San Vincenzo de’ Paoli — Santo del giorno (27 settembre 2025)

Per Foglie & Leggende — stile: affettuoso, un pizzico ironico e molto terreno.

Oggi celebriamo un santo che non stava a filosofeggiare tra nuvolette: si sporcava le mani per aiutare chi aveva fame, freddo o speranze incrinate. San Vincenzo de’ Paoli è il «buon samaritano organizzatore»: nato in Guascogna, fu prete, fondatore e infaticabile raddrizzatore di ingiustizie pratiche e spirituali.

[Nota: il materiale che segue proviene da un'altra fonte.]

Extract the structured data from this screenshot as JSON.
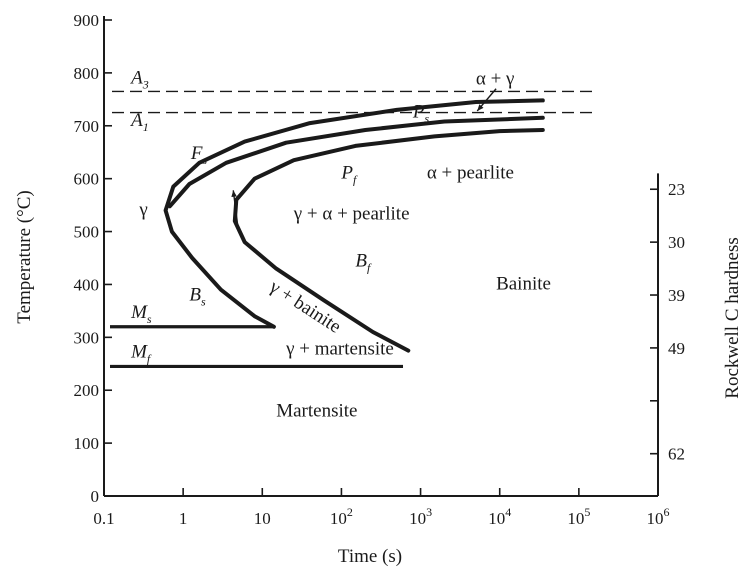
{
  "chart_data": {
    "type": "line",
    "xlabel": "Time (s)",
    "ylabel": "Temperature (°C)",
    "y2label": "Rockwell C hardness",
    "x_scale": "log",
    "xlim": [
      0.1,
      1000000
    ],
    "ylim": [
      0,
      900
    ],
    "x_ticks": [
      {
        "v": 0.1,
        "label": "0.1"
      },
      {
        "v": 1,
        "label": "1"
      },
      {
        "v": 10,
        "label": "10"
      },
      {
        "v": 100,
        "label": "10",
        "sup": "2"
      },
      {
        "v": 1000,
        "label": "10",
        "sup": "3"
      },
      {
        "v": 10000,
        "label": "10",
        "sup": "4"
      },
      {
        "v": 100000,
        "label": "10",
        "sup": "5"
      },
      {
        "v": 1000000,
        "label": "10",
        "sup": "6"
      }
    ],
    "y_ticks": [
      0,
      100,
      200,
      300,
      400,
      500,
      600,
      700,
      800,
      900
    ],
    "y2_ticks": [
      {
        "t": 580,
        "label": "23"
      },
      {
        "t": 480,
        "label": "30"
      },
      {
        "t": 380,
        "label": "39"
      },
      {
        "t": 280,
        "label": "49"
      },
      {
        "t": 180,
        "label": ""
      },
      {
        "t": 80,
        "label": "62"
      }
    ],
    "reference_lines": [
      {
        "name": "A",
        "sub": "3",
        "temp": 765,
        "style": "dashed"
      },
      {
        "name": "A",
        "sub": "1",
        "temp": 725,
        "style": "dashed"
      },
      {
        "name": "M",
        "sub": "s",
        "temp": 320,
        "x_range": [
          0.1,
          14
        ],
        "style": "solid"
      },
      {
        "name": "M",
        "sub": "f",
        "temp": 245,
        "x_range": [
          0.1,
          600
        ],
        "style": "solid"
      }
    ],
    "series": [
      {
        "name": "F",
        "sub": "s",
        "points": [
          [
            14,
            320
          ],
          [
            8,
            340
          ],
          [
            3,
            390
          ],
          [
            1.3,
            450
          ],
          [
            0.72,
            500
          ],
          [
            0.6,
            540
          ],
          [
            0.75,
            585
          ],
          [
            1.6,
            630
          ],
          [
            6,
            670
          ],
          [
            40,
            705
          ],
          [
            500,
            730
          ],
          [
            5000,
            745
          ],
          [
            35000,
            748
          ]
        ]
      },
      {
        "name": "P",
        "sub": "s",
        "points": [
          [
            0.68,
            548
          ],
          [
            1.2,
            590
          ],
          [
            3.5,
            630
          ],
          [
            20,
            668
          ],
          [
            200,
            692
          ],
          [
            2000,
            708
          ],
          [
            35000,
            715
          ]
        ]
      },
      {
        "name": "P",
        "sub": "f",
        "points": [
          [
            700,
            275
          ],
          [
            250,
            310
          ],
          [
            60,
            370
          ],
          [
            15,
            430
          ],
          [
            6,
            480
          ],
          [
            4.5,
            520
          ],
          [
            4.7,
            560
          ],
          [
            8,
            600
          ],
          [
            25,
            635
          ],
          [
            150,
            662
          ],
          [
            1500,
            680
          ],
          [
            10000,
            690
          ],
          [
            35000,
            692
          ]
        ]
      }
    ],
    "annotations": [
      {
        "text": "α + γ",
        "x": 5000,
        "y": 778
      },
      {
        "text": "α + pearlite",
        "x": 1200,
        "y": 600
      },
      {
        "text": "γ + α + pearlite",
        "x": 25,
        "y": 523
      },
      {
        "text": "γ + bainite",
        "x": 12,
        "y": 390,
        "rotate": 33
      },
      {
        "text": "γ + martensite",
        "x": 20,
        "y": 268
      },
      {
        "text": "Bainite",
        "x": 9000,
        "y": 390
      },
      {
        "text": "Martensite",
        "x": 15,
        "y": 150
      },
      {
        "text": "γ",
        "x": 0.28,
        "y": 530
      }
    ],
    "curve_labels": [
      {
        "name": "F",
        "sub": "s",
        "x": 1.25,
        "y": 637
      },
      {
        "name": "P",
        "sub": "s",
        "x": 800,
        "y": 716
      },
      {
        "name": "P",
        "sub": "f",
        "x": 100,
        "y": 600
      },
      {
        "name": "B",
        "sub": "f",
        "x": 150,
        "y": 434
      },
      {
        "name": "B",
        "sub": "s",
        "x": 1.2,
        "y": 370
      },
      {
        "name": "M",
        "sub": "s",
        "x": 0.22,
        "y": 337
      },
      {
        "name": "M",
        "sub": "f",
        "x": 0.22,
        "y": 262
      },
      {
        "name": "A",
        "sub": "3",
        "x": 0.22,
        "y": 780
      },
      {
        "name": "A",
        "sub": "1",
        "x": 0.22,
        "y": 700
      }
    ],
    "grid": false,
    "legend": "none"
  }
}
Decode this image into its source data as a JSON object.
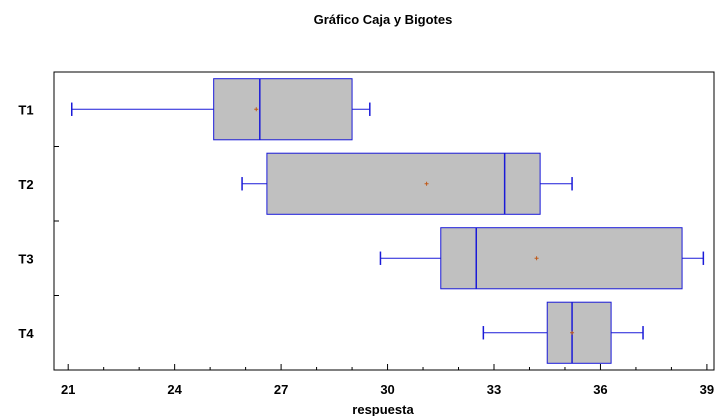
{
  "chart_data": {
    "type": "box",
    "title": "Gráfico Caja y Bigotes",
    "xlabel": "respuesta",
    "ylabel": "",
    "xlim": [
      20.6,
      39.2
    ],
    "xticks": [
      21,
      24,
      27,
      30,
      33,
      36,
      39
    ],
    "categories": [
      "T1",
      "T2",
      "T3",
      "T4"
    ],
    "series": [
      {
        "category": "T1",
        "min": 21.1,
        "q1": 25.1,
        "median": 26.4,
        "q3": 29.0,
        "max": 29.5,
        "mean": 26.3
      },
      {
        "category": "T2",
        "min": 25.9,
        "q1": 26.6,
        "median": 33.3,
        "q3": 34.3,
        "max": 35.2,
        "mean": 31.1
      },
      {
        "category": "T3",
        "min": 29.8,
        "q1": 31.5,
        "median": 32.5,
        "q3": 38.3,
        "max": 38.9,
        "mean": 34.2
      },
      {
        "category": "T4",
        "min": 32.7,
        "q1": 34.5,
        "median": 35.2,
        "q3": 36.3,
        "max": 37.2,
        "mean": 35.2
      }
    ],
    "colors": {
      "box_fill": "#c0c0c0",
      "box_stroke": "#1a1ad8",
      "mean_marker": "#c05a1a",
      "axis": "#000000"
    },
    "grid": false,
    "legend": "none"
  }
}
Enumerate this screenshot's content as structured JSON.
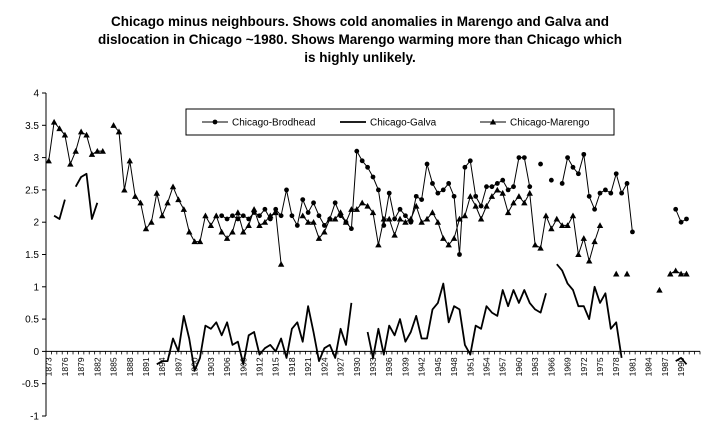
{
  "chart_data": {
    "type": "line",
    "title_lines": [
      "Chicago minus neighbours. Shows cold anomalies in Marengo and Galva and",
      "dislocation in Chicago ~1980.  Shows Marengo warming more than Chicago which",
      "is highly unlikely."
    ],
    "xlabel": "",
    "ylabel": "",
    "xlim": [
      1873,
      1993
    ],
    "ylim": [
      -1,
      4
    ],
    "yticks": [
      -1,
      -0.5,
      0,
      0.5,
      1,
      1.5,
      2,
      2.5,
      3,
      3.5,
      4
    ],
    "ytick_labels": [
      "-1",
      "-0.5",
      "0",
      "0.5",
      "1",
      "1.5",
      "2",
      "2.5",
      "3",
      "3.5",
      "4"
    ],
    "xtick_labels": [
      "1873",
      "1876",
      "1879",
      "1882",
      "1885",
      "1888",
      "1891",
      "1894",
      "1897",
      "1900",
      "1903",
      "1906",
      "1909",
      "1912",
      "1915",
      "1918",
      "1921",
      "1924",
      "1927",
      "1930",
      "1933",
      "1936",
      "1939",
      "1942",
      "1945",
      "1948",
      "1951",
      "1954",
      "1957",
      "1960",
      "1963",
      "1966",
      "1969",
      "1972",
      "1975",
      "1978",
      "1981",
      "1984",
      "1987",
      "1990"
    ],
    "grid": false,
    "legend_position": "top-center",
    "series": [
      {
        "name": "Chicago-Brodhead",
        "marker": "circle",
        "points": [
          [
            1905,
            2.1
          ],
          [
            1906,
            2.05
          ],
          [
            1907,
            2.1
          ],
          [
            1908,
            2.05
          ],
          [
            1909,
            2.1
          ],
          [
            1910,
            2.05
          ],
          [
            1911,
            2.15
          ],
          [
            1912,
            2.1
          ],
          [
            1913,
            2.2
          ],
          [
            1914,
            2.05
          ],
          [
            1915,
            2.2
          ],
          [
            1916,
            2.1
          ],
          [
            1917,
            2.5
          ],
          [
            1918,
            2.1
          ],
          [
            1919,
            1.95
          ],
          [
            1920,
            2.35
          ],
          [
            1921,
            2.15
          ],
          [
            1922,
            2.3
          ],
          [
            1923,
            2.1
          ],
          [
            1924,
            1.95
          ],
          [
            1925,
            2.05
          ],
          [
            1926,
            2.3
          ],
          [
            1927,
            2.1
          ],
          [
            1928,
            2.0
          ],
          [
            1929,
            1.9
          ],
          [
            1930,
            3.1
          ],
          [
            1931,
            2.95
          ],
          [
            1932,
            2.85
          ],
          [
            1933,
            2.7
          ],
          [
            1934,
            2.5
          ],
          [
            1935,
            1.95
          ],
          [
            1936,
            2.45
          ],
          [
            1937,
            2.05
          ],
          [
            1938,
            2.2
          ],
          [
            1939,
            2.1
          ],
          [
            1940,
            2.0
          ],
          [
            1941,
            2.4
          ],
          [
            1942,
            2.35
          ],
          [
            1943,
            2.9
          ],
          [
            1944,
            2.6
          ],
          [
            1945,
            2.45
          ],
          [
            1946,
            2.5
          ],
          [
            1947,
            2.6
          ],
          [
            1948,
            2.4
          ],
          [
            1949,
            1.5
          ],
          [
            1950,
            2.85
          ],
          [
            1951,
            2.95
          ],
          [
            1952,
            2.4
          ],
          [
            1953,
            2.25
          ],
          [
            1954,
            2.55
          ],
          [
            1955,
            2.55
          ],
          [
            1956,
            2.6
          ],
          [
            1957,
            2.65
          ],
          [
            1958,
            2.5
          ],
          [
            1959,
            2.55
          ],
          [
            1960,
            3.0
          ],
          [
            1961,
            3.0
          ],
          [
            1962,
            2.55
          ],
          [
            1963,
            null
          ],
          [
            1964,
            2.9
          ],
          [
            1965,
            null
          ],
          [
            1966,
            2.65
          ],
          [
            1967,
            null
          ],
          [
            1968,
            2.6
          ],
          [
            1969,
            3.0
          ],
          [
            1970,
            2.85
          ],
          [
            1971,
            2.75
          ],
          [
            1972,
            3.05
          ],
          [
            1973,
            2.4
          ],
          [
            1974,
            2.2
          ],
          [
            1975,
            2.45
          ],
          [
            1976,
            2.5
          ],
          [
            1977,
            2.45
          ],
          [
            1978,
            2.75
          ],
          [
            1979,
            2.45
          ],
          [
            1980,
            2.6
          ],
          [
            1981,
            1.85
          ],
          [
            1982,
            null
          ],
          [
            1989,
            2.2
          ],
          [
            1990,
            2.0
          ],
          [
            1991,
            2.05
          ]
        ]
      },
      {
        "name": "Chicago-Galva",
        "marker": "none",
        "points": [
          [
            1874,
            2.1
          ],
          [
            1875,
            2.05
          ],
          [
            1876,
            2.35
          ],
          [
            1877,
            null
          ],
          [
            1878,
            2.55
          ],
          [
            1879,
            2.7
          ],
          [
            1880,
            2.75
          ],
          [
            1881,
            2.05
          ],
          [
            1882,
            2.3
          ],
          [
            1883,
            null
          ],
          [
            1893,
            -0.2
          ],
          [
            1894,
            -0.15
          ],
          [
            1895,
            -0.15
          ],
          [
            1896,
            0.2
          ],
          [
            1897,
            0.0
          ],
          [
            1898,
            0.55
          ],
          [
            1899,
            0.2
          ],
          [
            1900,
            -0.3
          ],
          [
            1901,
            -0.1
          ],
          [
            1902,
            0.4
          ],
          [
            1903,
            0.35
          ],
          [
            1904,
            0.45
          ],
          [
            1905,
            0.25
          ],
          [
            1906,
            0.45
          ],
          [
            1907,
            0.1
          ],
          [
            1908,
            0.15
          ],
          [
            1909,
            -0.2
          ],
          [
            1910,
            0.25
          ],
          [
            1911,
            0.3
          ],
          [
            1912,
            -0.05
          ],
          [
            1913,
            0.05
          ],
          [
            1914,
            0.1
          ],
          [
            1915,
            0.0
          ],
          [
            1916,
            0.2
          ],
          [
            1917,
            -0.1
          ],
          [
            1918,
            0.35
          ],
          [
            1919,
            0.45
          ],
          [
            1920,
            0.15
          ],
          [
            1921,
            0.7
          ],
          [
            1922,
            0.3
          ],
          [
            1923,
            -0.15
          ],
          [
            1924,
            0.05
          ],
          [
            1925,
            0.1
          ],
          [
            1926,
            -0.1
          ],
          [
            1927,
            0.35
          ],
          [
            1928,
            0.1
          ],
          [
            1929,
            0.75
          ],
          [
            1930,
            null
          ],
          [
            1932,
            0.3
          ],
          [
            1933,
            -0.1
          ],
          [
            1934,
            0.35
          ],
          [
            1935,
            -0.05
          ],
          [
            1936,
            0.4
          ],
          [
            1937,
            0.25
          ],
          [
            1938,
            0.5
          ],
          [
            1939,
            0.15
          ],
          [
            1940,
            0.3
          ],
          [
            1941,
            0.55
          ],
          [
            1942,
            0.2
          ],
          [
            1943,
            0.2
          ],
          [
            1944,
            0.65
          ],
          [
            1945,
            0.75
          ],
          [
            1946,
            1.05
          ],
          [
            1947,
            0.45
          ],
          [
            1948,
            0.7
          ],
          [
            1949,
            0.65
          ],
          [
            1950,
            0.1
          ],
          [
            1951,
            -0.05
          ],
          [
            1952,
            0.4
          ],
          [
            1953,
            0.35
          ],
          [
            1954,
            0.7
          ],
          [
            1955,
            0.6
          ],
          [
            1956,
            0.55
          ],
          [
            1957,
            0.95
          ],
          [
            1958,
            0.7
          ],
          [
            1959,
            0.95
          ],
          [
            1960,
            0.75
          ],
          [
            1961,
            0.95
          ],
          [
            1962,
            0.75
          ],
          [
            1963,
            0.65
          ],
          [
            1964,
            0.6
          ],
          [
            1965,
            0.9
          ],
          [
            1966,
            null
          ],
          [
            1967,
            1.35
          ],
          [
            1968,
            1.25
          ],
          [
            1969,
            1.05
          ],
          [
            1970,
            0.95
          ],
          [
            1971,
            0.7
          ],
          [
            1972,
            0.7
          ],
          [
            1973,
            0.5
          ],
          [
            1974,
            1.0
          ],
          [
            1975,
            0.75
          ],
          [
            1976,
            0.9
          ],
          [
            1977,
            0.35
          ],
          [
            1978,
            0.45
          ],
          [
            1979,
            -0.1
          ],
          [
            1980,
            null
          ],
          [
            1989,
            -0.15
          ],
          [
            1990,
            -0.1
          ],
          [
            1991,
            -0.2
          ]
        ]
      },
      {
        "name": "Chicago-Marengo",
        "marker": "triangle",
        "points": [
          [
            1873,
            2.95
          ],
          [
            1874,
            3.55
          ],
          [
            1875,
            3.45
          ],
          [
            1876,
            3.35
          ],
          [
            1877,
            2.9
          ],
          [
            1878,
            3.1
          ],
          [
            1879,
            3.4
          ],
          [
            1880,
            3.35
          ],
          [
            1881,
            3.05
          ],
          [
            1882,
            3.1
          ],
          [
            1883,
            3.1
          ],
          [
            1884,
            null
          ],
          [
            1885,
            3.5
          ],
          [
            1886,
            3.4
          ],
          [
            1887,
            2.5
          ],
          [
            1888,
            2.95
          ],
          [
            1889,
            2.4
          ],
          [
            1890,
            2.3
          ],
          [
            1891,
            1.9
          ],
          [
            1892,
            2.0
          ],
          [
            1893,
            2.45
          ],
          [
            1894,
            2.1
          ],
          [
            1895,
            2.3
          ],
          [
            1896,
            2.55
          ],
          [
            1897,
            2.35
          ],
          [
            1898,
            2.2
          ],
          [
            1899,
            1.85
          ],
          [
            1900,
            1.7
          ],
          [
            1901,
            1.7
          ],
          [
            1902,
            2.1
          ],
          [
            1903,
            1.95
          ],
          [
            1904,
            2.1
          ],
          [
            1905,
            1.85
          ],
          [
            1906,
            1.75
          ],
          [
            1907,
            1.85
          ],
          [
            1908,
            2.15
          ],
          [
            1909,
            1.85
          ],
          [
            1910,
            1.95
          ],
          [
            1911,
            2.2
          ],
          [
            1912,
            1.95
          ],
          [
            1913,
            2.0
          ],
          [
            1914,
            2.1
          ],
          [
            1915,
            2.15
          ],
          [
            1916,
            1.35
          ],
          [
            1917,
            null
          ],
          [
            1920,
            2.1
          ],
          [
            1921,
            2.0
          ],
          [
            1922,
            2.0
          ],
          [
            1923,
            1.75
          ],
          [
            1924,
            1.85
          ],
          [
            1925,
            2.05
          ],
          [
            1926,
            2.05
          ],
          [
            1927,
            2.15
          ],
          [
            1928,
            2.0
          ],
          [
            1929,
            2.2
          ],
          [
            1930,
            2.2
          ],
          [
            1931,
            2.3
          ],
          [
            1932,
            2.25
          ],
          [
            1933,
            2.15
          ],
          [
            1934,
            1.65
          ],
          [
            1935,
            2.05
          ],
          [
            1936,
            2.05
          ],
          [
            1937,
            1.8
          ],
          [
            1938,
            2.05
          ],
          [
            1939,
            2.0
          ],
          [
            1940,
            2.05
          ],
          [
            1941,
            2.25
          ],
          [
            1942,
            2.0
          ],
          [
            1943,
            2.05
          ],
          [
            1944,
            2.15
          ],
          [
            1945,
            2.0
          ],
          [
            1946,
            1.75
          ],
          [
            1947,
            1.65
          ],
          [
            1948,
            1.75
          ],
          [
            1949,
            2.05
          ],
          [
            1950,
            2.1
          ],
          [
            1951,
            2.4
          ],
          [
            1952,
            2.25
          ],
          [
            1953,
            2.05
          ],
          [
            1954,
            2.25
          ],
          [
            1955,
            2.4
          ],
          [
            1956,
            2.5
          ],
          [
            1957,
            2.45
          ],
          [
            1958,
            2.15
          ],
          [
            1959,
            2.3
          ],
          [
            1960,
            2.4
          ],
          [
            1961,
            2.3
          ],
          [
            1962,
            2.45
          ],
          [
            1963,
            1.65
          ],
          [
            1964,
            1.6
          ],
          [
            1965,
            2.1
          ],
          [
            1966,
            1.9
          ],
          [
            1967,
            2.05
          ],
          [
            1968,
            1.95
          ],
          [
            1969,
            1.95
          ],
          [
            1970,
            2.1
          ],
          [
            1971,
            1.5
          ],
          [
            1972,
            1.75
          ],
          [
            1973,
            1.4
          ],
          [
            1974,
            1.7
          ],
          [
            1975,
            1.95
          ],
          [
            1976,
            null
          ],
          [
            1978,
            1.2
          ],
          [
            1979,
            null
          ],
          [
            1980,
            1.2
          ],
          [
            1981,
            null
          ],
          [
            1986,
            0.95
          ],
          [
            1987,
            null
          ],
          [
            1988,
            1.2
          ],
          [
            1989,
            1.25
          ],
          [
            1990,
            1.2
          ],
          [
            1991,
            1.2
          ]
        ]
      }
    ]
  }
}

Morì a Parigi il 27 settembre 1660; da allora la Chiesa lo ricorda come memoria il 27 settembre. 

Chi era — una rapida cartolina biografica

Vincenzo (1581 circa) dopo studi e ordini sacerdotali si dedicò anima e corpo ai poveri: fondò la Congregazione della Missione (i «Lazaristi» o Vincenziani) per formare il clero e le Figlie della Carità insieme a Luisa de Marillac, per l’assistenza quotidiana ai bisognosi. La sua opera ha ispirato, secoli dopo, anche la nascita della società di San Vincenzo de’ Paoli (movimento laico di carità). 

Quel che ha fatto di memorabile (in pratica)

Ha trasformato la carità da gesto occasionale a sistema organizzato: scuole, ospedali, visite ai carcerati e ai malati.  Ha promosso la cura delle persone «inaspettate» — bambini abbandonati, prigionieri, applicando una carità concreta, non solo parole.  Canonizzato nel 1737, è stato proclamato patrono universale delle opere di carità da Papa Leone XIII. 

Perché ce ne importa (anche oggi)

Perché Vincenzo insegna una lezione semplice e scomoda: la santità è spesso concretezza — ascoltare, organizzare, accompagnare. È una scuola pratica contro il “fare bello” senza sostanza. 

Un piccolo rituale (senza essere copia conforme di frate austero)

Vuoi celebrarlo in modo “Foglie & Leggende”? Ecco tre gesti facili e belli:

Accendi una candela e pensa a una persona concreta che puoi aiutare questa settimana (tempo, pane, parola). Preparati (o regala) una borsa di viveri, una coperta o un pasto caldo a chi ne ha bisogno — meglio se fatto con discrezione e rispetto. Scrivi una lettera breve (anche elettronica) a un’associazione locale per offrirti come volontario — la carità organizzata comincia da un “sì” concreto.

Questi gesti sono piccoli, ma vincenziani: non cercare l’applauso, cerca chi ha freddo.